To date, Tesla Motors has been pretty proactive in encouraging security professionals to submit security vulnerabilities directly to the company. Tesla even has what it calls its Tesla Security Researcher Hall of Fame to thank those who have helped it patch any security problems so far, and even openly recruited last year at the annual DefCon white hat security conference to help keep its cars and its customers’ data safe.
Tesla will return to DefCon this year, looking to engage security professionals in its efforts to stay one step ahead of hackers
This year, in keeping with other major automakers and software companies who all have booths at DefCon, Tesla will return, looking to engage security professionals in its efforts to stay one step ahead of hackers as the mainstream media becomes ever-focused on finding out just how secure our cars really are.
But despite reports claiming that it will be offering attendees the chance to openly probe its Model S electric car for exploits on the show floor, Tesla maintains that its purpose at the event will be for information and recruitment, rather than encouraging hacker attacks.

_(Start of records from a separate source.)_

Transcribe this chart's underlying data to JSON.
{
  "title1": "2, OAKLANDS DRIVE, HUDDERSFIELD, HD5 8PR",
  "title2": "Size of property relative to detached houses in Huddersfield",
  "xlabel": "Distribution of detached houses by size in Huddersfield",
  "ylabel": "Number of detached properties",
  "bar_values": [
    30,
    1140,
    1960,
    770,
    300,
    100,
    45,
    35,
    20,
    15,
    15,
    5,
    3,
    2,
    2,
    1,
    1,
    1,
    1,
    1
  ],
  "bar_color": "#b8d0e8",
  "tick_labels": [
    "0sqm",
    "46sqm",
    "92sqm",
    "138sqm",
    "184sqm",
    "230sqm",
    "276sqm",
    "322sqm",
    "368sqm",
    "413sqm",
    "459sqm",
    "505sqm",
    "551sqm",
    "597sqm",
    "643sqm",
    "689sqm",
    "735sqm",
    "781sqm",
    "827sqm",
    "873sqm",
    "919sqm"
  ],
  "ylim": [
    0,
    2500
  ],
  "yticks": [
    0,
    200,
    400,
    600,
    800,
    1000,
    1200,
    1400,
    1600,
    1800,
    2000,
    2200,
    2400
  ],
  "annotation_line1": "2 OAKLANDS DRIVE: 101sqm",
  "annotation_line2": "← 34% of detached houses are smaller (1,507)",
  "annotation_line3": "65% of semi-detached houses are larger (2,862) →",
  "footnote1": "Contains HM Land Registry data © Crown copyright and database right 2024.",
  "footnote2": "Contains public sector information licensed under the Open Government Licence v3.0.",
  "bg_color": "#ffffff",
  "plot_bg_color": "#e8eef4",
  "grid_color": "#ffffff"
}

The claims that Tesla was to open its Model S systems to hackers comes from unnamed sources at the automaker, which Forbes’ writer Thomas Fox-Brewster — who claimed Tesla was opening the Model S up to hackers last month — says are 100 percent reliable.

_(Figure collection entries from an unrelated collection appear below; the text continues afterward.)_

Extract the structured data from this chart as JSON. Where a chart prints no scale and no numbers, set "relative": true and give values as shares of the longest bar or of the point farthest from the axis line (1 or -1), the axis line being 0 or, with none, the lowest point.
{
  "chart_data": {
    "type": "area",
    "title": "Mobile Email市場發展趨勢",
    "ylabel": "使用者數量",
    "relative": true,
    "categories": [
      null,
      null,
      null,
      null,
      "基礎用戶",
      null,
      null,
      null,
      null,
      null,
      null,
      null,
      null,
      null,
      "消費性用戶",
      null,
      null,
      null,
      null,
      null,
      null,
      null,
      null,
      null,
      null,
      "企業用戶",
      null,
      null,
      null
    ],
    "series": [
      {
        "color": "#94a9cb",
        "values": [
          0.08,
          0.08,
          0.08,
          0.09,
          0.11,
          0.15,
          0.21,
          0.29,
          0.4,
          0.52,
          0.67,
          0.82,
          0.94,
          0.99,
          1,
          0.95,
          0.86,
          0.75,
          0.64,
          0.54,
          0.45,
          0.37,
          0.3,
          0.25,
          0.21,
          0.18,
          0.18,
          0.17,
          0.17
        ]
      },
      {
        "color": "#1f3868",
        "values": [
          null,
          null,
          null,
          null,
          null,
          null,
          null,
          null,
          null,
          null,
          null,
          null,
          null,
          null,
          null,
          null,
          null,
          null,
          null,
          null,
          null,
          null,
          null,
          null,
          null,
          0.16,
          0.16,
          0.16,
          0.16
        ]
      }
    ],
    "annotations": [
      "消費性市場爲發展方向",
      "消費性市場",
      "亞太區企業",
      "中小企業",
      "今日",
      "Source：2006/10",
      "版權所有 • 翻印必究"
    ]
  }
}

That claim has done the rounds on many other media sites, but it’s worth noting that Tesla is steadfast in its denial of that particular rumor.
“We do plan to have a presence at the conference (and Model S will be on display) as part of our recruiting efforts,” noted a Tesla spokesperson. “Members of Tesla’s security look forward to attending to talk about the security of our cars [and] the work the team does.”
Forbes says Tesla will also have a booth in the so-called Car Hacking Village: an area of the conference dedicated to discussing automotive vehicle exploits. Tesla has confirmed this, but denied that there will be a vehicle or any Tesla equipment there for attendees to try and play with.
Yet Fox-Brewster stands by his claims, saying that his sources claim various connected systems and components — rather than the entire vehicle — will be the focus of any hacking attempts.
While we can’t say for sure if Tesla will or won’t offer official (or unofficial) hacking competitions to attendees at DefCon, we can tell you one thing for sure: when the event kicks off on August 6, those there will certainly have vehicular hacking at the forefront of their minds.
That’s because at this year’s DefCon, security hackers Chris Valasek and Charlie Miller will show off a new security hack that grants remote access of a vehicle using a Controller Area Network (CAN) exploit. Present in production cars since the late 1990s, CAN allows different parts of a car to talk to one another, and has become increasingly overloaded in recent years as automotive technology evolves to offer more and more functionality and interconnectivity.
We’re guessing Tesla will experience at least some hacking attempts — authorised or not
At both DefCon and the BlackHat 2015 conference which takes a few days earlier — also in Las Vegas — we’re guessing plenty of talk will focus on the various ways hackers can gain unauthorised access to vehicles. Given the recent media attention given to cybersecurity expert Chris Roberts, who recently came under investigation from the FBI after claiming via Twitter that he had access to the on-board systems of the Boeing 737 he was flying on, transportation security is probably one of the biggest topics in the security profession right now.
Given its high prominence at DefCon. Regardless of how those attacks happen however, there’s one thing we’re sure of.
Tesla — like other automakers — will need to be hot on the heels of any security exploit that happens to be discovered.